Adam DeSchriver
Adam DeSchriver is a PhD student in the departments of Near Eastern Languages and Civilizations (Classical Near East) and Religious Studies (Islamic Studies). A historian and philologist of the late ancient and medieval Middle East, he focuses on the soothsayers (kuhhān) of late ancient Arabia and the role of divination (kahāna) in the religious economy and intellectual landscape of the early Islamic empire. Additionally, he researches the shift to Arabic in late ancient Yemen and cross-linguistic textual parallels in medieval Middle Eastern historiography (e.g., the Khūzistān Chronicle and al-Ṭabarī’s Taʾrīkh). He reads texts in Arabic, Syriac, Greek, Geʿez (Classical Ethiopic), Hebrew, and Ancient South Arabian.
His publications include “Locating Theory in the Work of Jonathan Z. Smith (1938-2017): An Overview” (Religious Studies Review) and “The Prophet, the Quraysh, and Taḥannuth: Pre-Islamic Monotheism in the Early Narrative Sources” (in Monotheism in Medieval Islamic Thought, ed. Ahab Bdaiwi, forthcoming with Brill).

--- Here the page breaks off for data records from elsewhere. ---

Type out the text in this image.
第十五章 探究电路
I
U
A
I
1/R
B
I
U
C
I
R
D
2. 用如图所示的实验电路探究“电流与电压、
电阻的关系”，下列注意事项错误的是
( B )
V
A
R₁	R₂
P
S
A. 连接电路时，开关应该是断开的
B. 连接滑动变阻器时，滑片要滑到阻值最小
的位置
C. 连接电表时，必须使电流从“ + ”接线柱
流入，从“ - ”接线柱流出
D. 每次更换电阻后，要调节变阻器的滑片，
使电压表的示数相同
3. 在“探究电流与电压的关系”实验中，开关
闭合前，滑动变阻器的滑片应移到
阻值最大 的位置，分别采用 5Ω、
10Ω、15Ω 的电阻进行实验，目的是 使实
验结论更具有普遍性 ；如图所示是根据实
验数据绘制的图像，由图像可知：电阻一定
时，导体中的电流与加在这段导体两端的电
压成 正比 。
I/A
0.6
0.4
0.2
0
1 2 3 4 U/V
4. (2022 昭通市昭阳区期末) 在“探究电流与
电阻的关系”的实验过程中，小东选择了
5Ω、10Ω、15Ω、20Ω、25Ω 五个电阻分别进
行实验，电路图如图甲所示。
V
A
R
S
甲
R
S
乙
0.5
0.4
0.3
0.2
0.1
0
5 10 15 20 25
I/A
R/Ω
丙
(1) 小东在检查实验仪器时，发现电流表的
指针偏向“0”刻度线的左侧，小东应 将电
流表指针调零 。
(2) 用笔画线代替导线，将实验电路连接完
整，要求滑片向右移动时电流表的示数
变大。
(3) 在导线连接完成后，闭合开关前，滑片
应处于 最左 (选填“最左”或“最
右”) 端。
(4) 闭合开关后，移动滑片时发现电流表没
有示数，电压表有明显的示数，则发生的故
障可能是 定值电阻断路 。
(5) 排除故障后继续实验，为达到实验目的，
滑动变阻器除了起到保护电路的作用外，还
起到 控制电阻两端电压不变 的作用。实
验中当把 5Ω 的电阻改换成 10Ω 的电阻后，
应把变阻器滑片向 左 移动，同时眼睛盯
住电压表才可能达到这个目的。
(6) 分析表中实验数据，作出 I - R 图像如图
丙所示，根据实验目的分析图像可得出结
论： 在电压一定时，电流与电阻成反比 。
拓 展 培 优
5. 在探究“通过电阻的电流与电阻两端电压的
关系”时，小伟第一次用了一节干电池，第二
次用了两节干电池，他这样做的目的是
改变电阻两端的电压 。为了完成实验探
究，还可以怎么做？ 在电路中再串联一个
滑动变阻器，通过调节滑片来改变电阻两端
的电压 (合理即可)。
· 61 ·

Adam holds degrees from the University of Chicago (MA, Religious Studies), the Hebrew University of Jerusalem (MA, Islamic and Middle Eastern Studies), the University of Rochester (BA, Religious Studies) and the Eastman School of Music (BM, Clarinet Performance). His work has been generously supported by the Fulbright Program, the MacMillan Center (Yale), Dumbarton Oaks, the Stavros Niarchos Foundation, and a Foreign Language Area Studies (FLAS) grant.
Adam supports his graduate student peers at Yale as a fellow in the Graduate Writing Lab and as co-organizer of the NELC department’s roundtable colloquium series. Beyond academic life, Adam maintains his connection to classical music as assistant director of the Maine Chamber Music Seminar, a festival held each June for college and post-graduate classical musicians.